1) Önleyici Düzenlemeler
- Diğer şirketlerin aksine Sigortacılık Kanun(S.K.)’unda sigorta şirketlerinin kurucularında belirli niteliklerin olması şart koşulmuştur (SK. m. 3/2a). Ayrıca yine aynı madde de herhangi bir ortağın hiçbir şekilde oy hakkı imtiyazı veren hisse senedi sahibi olamayacağı da düzenlenmiştir. Yani şirket kurulurken hazırlanan ve notere onaylatılacak olan şirket ana sözleşmesinde kuruculardan hiç birine hisse oranı ne olursa olsun oy hakkı imtiyazı tanınmamış olmalıdır. Bazı şirket ortaklarının şirket yönetiminde baskın bir şekilde etkin olması istenmemiştir.

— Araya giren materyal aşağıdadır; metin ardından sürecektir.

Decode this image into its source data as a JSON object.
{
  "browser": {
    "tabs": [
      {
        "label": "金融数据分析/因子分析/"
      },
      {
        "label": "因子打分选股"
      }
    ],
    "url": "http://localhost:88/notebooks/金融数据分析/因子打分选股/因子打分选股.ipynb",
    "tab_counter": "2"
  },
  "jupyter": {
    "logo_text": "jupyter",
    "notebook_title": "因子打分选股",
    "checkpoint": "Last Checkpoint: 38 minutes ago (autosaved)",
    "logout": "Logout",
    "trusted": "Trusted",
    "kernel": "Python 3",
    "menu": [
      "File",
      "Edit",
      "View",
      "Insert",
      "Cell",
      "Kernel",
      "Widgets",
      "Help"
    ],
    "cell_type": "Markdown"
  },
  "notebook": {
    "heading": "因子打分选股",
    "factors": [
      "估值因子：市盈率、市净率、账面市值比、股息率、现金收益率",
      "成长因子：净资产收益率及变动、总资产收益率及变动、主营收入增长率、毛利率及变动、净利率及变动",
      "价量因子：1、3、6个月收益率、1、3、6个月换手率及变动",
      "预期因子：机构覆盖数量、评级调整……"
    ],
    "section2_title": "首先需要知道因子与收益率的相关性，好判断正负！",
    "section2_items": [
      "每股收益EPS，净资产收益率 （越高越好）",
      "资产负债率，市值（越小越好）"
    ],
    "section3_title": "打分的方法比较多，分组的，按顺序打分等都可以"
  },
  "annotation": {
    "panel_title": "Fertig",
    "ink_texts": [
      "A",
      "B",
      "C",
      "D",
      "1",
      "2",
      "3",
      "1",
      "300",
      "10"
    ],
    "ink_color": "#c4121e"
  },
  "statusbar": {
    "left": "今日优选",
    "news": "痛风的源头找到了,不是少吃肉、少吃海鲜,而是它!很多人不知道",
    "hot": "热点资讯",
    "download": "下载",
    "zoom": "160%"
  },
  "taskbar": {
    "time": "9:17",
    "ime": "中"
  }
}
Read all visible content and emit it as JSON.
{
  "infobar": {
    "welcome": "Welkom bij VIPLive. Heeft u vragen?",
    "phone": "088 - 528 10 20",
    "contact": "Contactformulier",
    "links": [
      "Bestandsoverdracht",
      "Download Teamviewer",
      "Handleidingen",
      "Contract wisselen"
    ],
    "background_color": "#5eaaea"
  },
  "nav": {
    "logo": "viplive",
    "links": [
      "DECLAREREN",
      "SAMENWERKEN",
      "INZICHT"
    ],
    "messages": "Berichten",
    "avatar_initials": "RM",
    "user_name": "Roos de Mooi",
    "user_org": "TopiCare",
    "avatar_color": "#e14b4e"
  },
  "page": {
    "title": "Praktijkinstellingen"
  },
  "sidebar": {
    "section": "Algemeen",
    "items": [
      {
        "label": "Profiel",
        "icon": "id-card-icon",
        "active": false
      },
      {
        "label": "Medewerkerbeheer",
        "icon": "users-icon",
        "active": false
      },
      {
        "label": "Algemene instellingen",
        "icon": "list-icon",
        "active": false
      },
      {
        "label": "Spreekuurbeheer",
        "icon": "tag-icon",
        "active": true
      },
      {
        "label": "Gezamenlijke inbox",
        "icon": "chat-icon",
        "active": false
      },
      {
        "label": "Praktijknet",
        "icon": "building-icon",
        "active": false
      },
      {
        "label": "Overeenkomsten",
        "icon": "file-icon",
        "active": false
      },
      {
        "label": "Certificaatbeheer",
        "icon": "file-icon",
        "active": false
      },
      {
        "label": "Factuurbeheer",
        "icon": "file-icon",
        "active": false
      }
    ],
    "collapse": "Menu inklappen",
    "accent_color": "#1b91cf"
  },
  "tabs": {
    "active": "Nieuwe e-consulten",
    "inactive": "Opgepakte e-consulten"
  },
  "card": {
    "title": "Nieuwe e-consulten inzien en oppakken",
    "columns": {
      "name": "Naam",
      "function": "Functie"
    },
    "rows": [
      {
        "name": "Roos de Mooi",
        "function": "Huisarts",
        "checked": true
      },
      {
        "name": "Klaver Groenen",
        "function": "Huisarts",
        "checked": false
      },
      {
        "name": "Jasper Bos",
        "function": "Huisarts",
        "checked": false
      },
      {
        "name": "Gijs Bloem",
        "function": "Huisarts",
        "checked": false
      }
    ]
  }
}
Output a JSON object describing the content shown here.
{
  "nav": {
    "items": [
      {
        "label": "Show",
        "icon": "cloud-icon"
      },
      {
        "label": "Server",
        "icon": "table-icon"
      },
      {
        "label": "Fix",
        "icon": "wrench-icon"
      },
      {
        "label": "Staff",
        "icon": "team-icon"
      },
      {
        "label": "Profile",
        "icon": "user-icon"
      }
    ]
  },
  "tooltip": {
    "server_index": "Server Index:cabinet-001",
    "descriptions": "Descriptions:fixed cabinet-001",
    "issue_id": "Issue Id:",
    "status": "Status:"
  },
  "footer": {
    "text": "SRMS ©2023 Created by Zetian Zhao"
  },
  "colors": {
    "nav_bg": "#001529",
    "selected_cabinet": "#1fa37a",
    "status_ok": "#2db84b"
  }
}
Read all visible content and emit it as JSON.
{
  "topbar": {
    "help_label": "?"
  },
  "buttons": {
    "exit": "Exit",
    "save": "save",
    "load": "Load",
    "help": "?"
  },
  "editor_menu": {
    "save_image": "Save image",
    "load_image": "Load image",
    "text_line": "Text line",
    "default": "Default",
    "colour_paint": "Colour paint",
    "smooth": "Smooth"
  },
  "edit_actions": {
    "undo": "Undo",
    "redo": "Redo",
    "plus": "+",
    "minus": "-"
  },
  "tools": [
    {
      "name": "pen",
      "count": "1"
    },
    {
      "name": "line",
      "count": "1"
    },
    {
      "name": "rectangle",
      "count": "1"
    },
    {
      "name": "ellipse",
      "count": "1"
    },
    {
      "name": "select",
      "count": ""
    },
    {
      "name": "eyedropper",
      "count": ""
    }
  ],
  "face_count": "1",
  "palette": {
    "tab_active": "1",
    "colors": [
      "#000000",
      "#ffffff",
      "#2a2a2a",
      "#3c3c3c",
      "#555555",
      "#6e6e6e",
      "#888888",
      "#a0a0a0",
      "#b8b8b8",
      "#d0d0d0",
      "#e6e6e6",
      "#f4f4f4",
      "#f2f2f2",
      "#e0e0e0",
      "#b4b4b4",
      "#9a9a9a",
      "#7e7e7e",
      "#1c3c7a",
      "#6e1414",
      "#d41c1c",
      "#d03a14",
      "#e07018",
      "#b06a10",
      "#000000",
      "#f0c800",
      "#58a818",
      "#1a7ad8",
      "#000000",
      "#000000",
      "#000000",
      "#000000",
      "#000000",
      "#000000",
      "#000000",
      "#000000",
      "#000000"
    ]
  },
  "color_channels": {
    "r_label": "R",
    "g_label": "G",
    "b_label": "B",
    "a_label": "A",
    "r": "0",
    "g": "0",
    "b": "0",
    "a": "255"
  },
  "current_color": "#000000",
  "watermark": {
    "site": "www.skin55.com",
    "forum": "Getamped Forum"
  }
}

- Sigorta şirketlerinde ana sözleşme değişikliği için yapılacak genel kurul görüşmelerinden önce değişiklik tasarıları için Hazine Müsteşarlığı’ndan uygun görüşü alınmak zorundadır aksi taktirde değişiklik ticaret siciline tescil edilemez(S.K. m.8). Bunun hukuki sonucu ise yapılan değişikliğin TTK m. 455 uyarınca 3. kişiler için bağlayıcı olmamasıdır. Bu hükümle şirket paydaşlarının şirket ana sözleşmesini değiştirmek suretiyle şirketin mali yapısının bozulması ihtimalinin önüne geçilmeye çalışılmıştır.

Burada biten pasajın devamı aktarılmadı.